Non ho voglia, l'ho detto. Sigarette? Datemi una sigaretta. Cristo.
Perché vedi, in sottofondo c'è anche una musica piacevole. Mi sono rotto. Temperatura ideale, saranno 17 gradi. L'amore è un gioco a perdere? L'amore cos'è? Come si ama? Desiderio di dormire con qualcuno? Desiderio della sua carne? La consapevolezza che senza lei non sarà più nulla come prima, che le notti non saranno più notti. Il gioco dell'amore. Inganniamoci che abbiamo capito.
Il cuore ce lo rompe la vita. Simo nati piangendo, vagiti strazianti.
Ho bisogno di scrivere un altro romanzo, che sia positivo, pieno di felicità. Vedo due asini, sembrano felici, l'unico nostro sbaglio è che siam voluti rinascere in corpi umani. Siamo stati tracotanti nel momento della scelta, pensavamo di essere pronti a nascere uomini, pronti a farci flagellare, a diventare re con una corona di spine, a farci crocifiggere pubblicamente.
Fondamentalmente ho bisogno di scopare, proprio di fottere, di sentire le palle che sbattono su di una fica: pam, pam, pam. Mentre lei dice basta, che il culo fa male, ma in realtà sta godendo, e allora lo schiaffeggi, poi con le mani lo apri e vedi Dio. Dio è un buco di culo rotto. Dio è lì che ti guarda e dice: godo ma fa male. Dio è dolore e godimento.

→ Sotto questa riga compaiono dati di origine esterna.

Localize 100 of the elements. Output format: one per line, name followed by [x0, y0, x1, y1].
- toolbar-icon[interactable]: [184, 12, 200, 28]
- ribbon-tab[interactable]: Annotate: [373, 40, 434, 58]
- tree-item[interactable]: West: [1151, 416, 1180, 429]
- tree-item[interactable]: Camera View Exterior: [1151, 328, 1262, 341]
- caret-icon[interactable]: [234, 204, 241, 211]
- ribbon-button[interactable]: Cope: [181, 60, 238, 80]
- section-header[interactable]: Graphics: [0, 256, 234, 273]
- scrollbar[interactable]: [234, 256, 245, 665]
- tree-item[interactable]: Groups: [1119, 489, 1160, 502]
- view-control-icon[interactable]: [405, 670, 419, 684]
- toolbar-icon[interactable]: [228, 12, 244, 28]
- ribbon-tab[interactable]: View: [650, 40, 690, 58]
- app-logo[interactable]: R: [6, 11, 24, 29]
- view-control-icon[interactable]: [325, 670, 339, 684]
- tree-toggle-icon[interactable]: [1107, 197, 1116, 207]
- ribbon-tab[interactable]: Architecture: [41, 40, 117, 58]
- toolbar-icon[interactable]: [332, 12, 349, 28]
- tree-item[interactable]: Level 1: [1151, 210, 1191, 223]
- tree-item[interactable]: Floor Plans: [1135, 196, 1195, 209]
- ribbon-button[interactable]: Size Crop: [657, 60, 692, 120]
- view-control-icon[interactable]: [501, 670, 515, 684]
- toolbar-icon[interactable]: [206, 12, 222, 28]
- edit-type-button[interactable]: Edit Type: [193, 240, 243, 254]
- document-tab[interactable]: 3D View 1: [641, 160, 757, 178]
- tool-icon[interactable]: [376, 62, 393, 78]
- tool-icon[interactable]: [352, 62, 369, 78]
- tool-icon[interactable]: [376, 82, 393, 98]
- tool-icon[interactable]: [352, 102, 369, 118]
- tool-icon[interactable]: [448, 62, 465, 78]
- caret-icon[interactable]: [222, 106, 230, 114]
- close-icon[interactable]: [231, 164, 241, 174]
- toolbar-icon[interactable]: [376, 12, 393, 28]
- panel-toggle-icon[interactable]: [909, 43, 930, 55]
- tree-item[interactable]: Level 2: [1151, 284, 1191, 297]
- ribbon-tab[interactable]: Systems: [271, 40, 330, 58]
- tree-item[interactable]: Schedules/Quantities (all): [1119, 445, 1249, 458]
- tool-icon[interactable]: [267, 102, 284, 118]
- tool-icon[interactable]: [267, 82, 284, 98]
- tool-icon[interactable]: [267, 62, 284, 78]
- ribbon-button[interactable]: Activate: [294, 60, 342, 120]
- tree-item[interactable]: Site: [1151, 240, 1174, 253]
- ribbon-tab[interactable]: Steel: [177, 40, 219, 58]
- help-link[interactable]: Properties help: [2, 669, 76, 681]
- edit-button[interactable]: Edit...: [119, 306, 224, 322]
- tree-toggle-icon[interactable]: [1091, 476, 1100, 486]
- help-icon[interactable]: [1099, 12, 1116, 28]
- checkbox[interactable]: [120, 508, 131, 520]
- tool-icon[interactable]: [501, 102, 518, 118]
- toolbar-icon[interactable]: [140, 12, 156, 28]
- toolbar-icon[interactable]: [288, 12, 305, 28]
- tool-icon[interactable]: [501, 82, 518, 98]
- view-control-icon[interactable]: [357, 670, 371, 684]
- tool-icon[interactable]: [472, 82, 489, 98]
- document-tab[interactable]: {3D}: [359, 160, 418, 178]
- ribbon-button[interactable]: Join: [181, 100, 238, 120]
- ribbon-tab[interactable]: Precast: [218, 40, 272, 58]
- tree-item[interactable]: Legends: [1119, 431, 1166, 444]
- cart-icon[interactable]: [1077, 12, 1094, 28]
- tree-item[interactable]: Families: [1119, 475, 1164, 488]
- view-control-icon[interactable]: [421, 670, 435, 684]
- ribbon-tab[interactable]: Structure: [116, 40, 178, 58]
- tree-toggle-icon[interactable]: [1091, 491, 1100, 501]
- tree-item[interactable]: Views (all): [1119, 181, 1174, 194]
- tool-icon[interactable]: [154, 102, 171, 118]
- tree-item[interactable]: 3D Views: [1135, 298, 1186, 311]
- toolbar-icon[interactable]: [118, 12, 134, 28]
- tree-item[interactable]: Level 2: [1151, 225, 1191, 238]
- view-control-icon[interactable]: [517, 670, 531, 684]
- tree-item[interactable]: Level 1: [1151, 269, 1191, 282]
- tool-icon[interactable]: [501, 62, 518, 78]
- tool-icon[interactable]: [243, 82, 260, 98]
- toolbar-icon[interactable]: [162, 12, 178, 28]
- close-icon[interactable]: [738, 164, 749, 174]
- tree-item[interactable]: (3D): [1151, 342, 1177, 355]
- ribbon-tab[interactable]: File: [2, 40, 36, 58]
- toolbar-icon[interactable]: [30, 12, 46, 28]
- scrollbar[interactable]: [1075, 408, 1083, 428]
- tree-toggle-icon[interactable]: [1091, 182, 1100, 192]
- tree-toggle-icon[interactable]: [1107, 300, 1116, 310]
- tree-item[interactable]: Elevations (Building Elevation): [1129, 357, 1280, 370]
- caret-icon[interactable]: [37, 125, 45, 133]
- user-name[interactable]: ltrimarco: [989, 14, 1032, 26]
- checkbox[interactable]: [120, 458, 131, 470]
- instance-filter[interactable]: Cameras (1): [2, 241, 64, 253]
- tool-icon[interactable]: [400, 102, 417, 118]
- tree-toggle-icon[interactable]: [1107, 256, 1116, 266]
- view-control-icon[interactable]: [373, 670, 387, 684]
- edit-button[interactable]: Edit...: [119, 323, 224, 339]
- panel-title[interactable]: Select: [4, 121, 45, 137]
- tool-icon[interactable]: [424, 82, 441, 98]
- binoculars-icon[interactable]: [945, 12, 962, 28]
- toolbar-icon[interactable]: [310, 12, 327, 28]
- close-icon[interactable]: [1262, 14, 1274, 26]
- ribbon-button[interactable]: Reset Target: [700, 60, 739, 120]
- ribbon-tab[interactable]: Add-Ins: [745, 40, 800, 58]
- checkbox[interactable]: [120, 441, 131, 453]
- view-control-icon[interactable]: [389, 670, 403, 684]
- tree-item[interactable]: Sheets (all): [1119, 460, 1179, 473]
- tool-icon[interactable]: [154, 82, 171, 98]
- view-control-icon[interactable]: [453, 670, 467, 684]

Cristo è il mio mito. Ma preferirono Barabba. Allegorie. E il Barabba di turno si salva sempre. Sono il messia di me stesso. Ho visto la mia fine, seguirò la mia strada, poi morirò. Tutto questo per non dire nulla, se non l'hai capito lascia fare, scorri oltre, lasciami in pace. Parlo per chi mi vuol capire.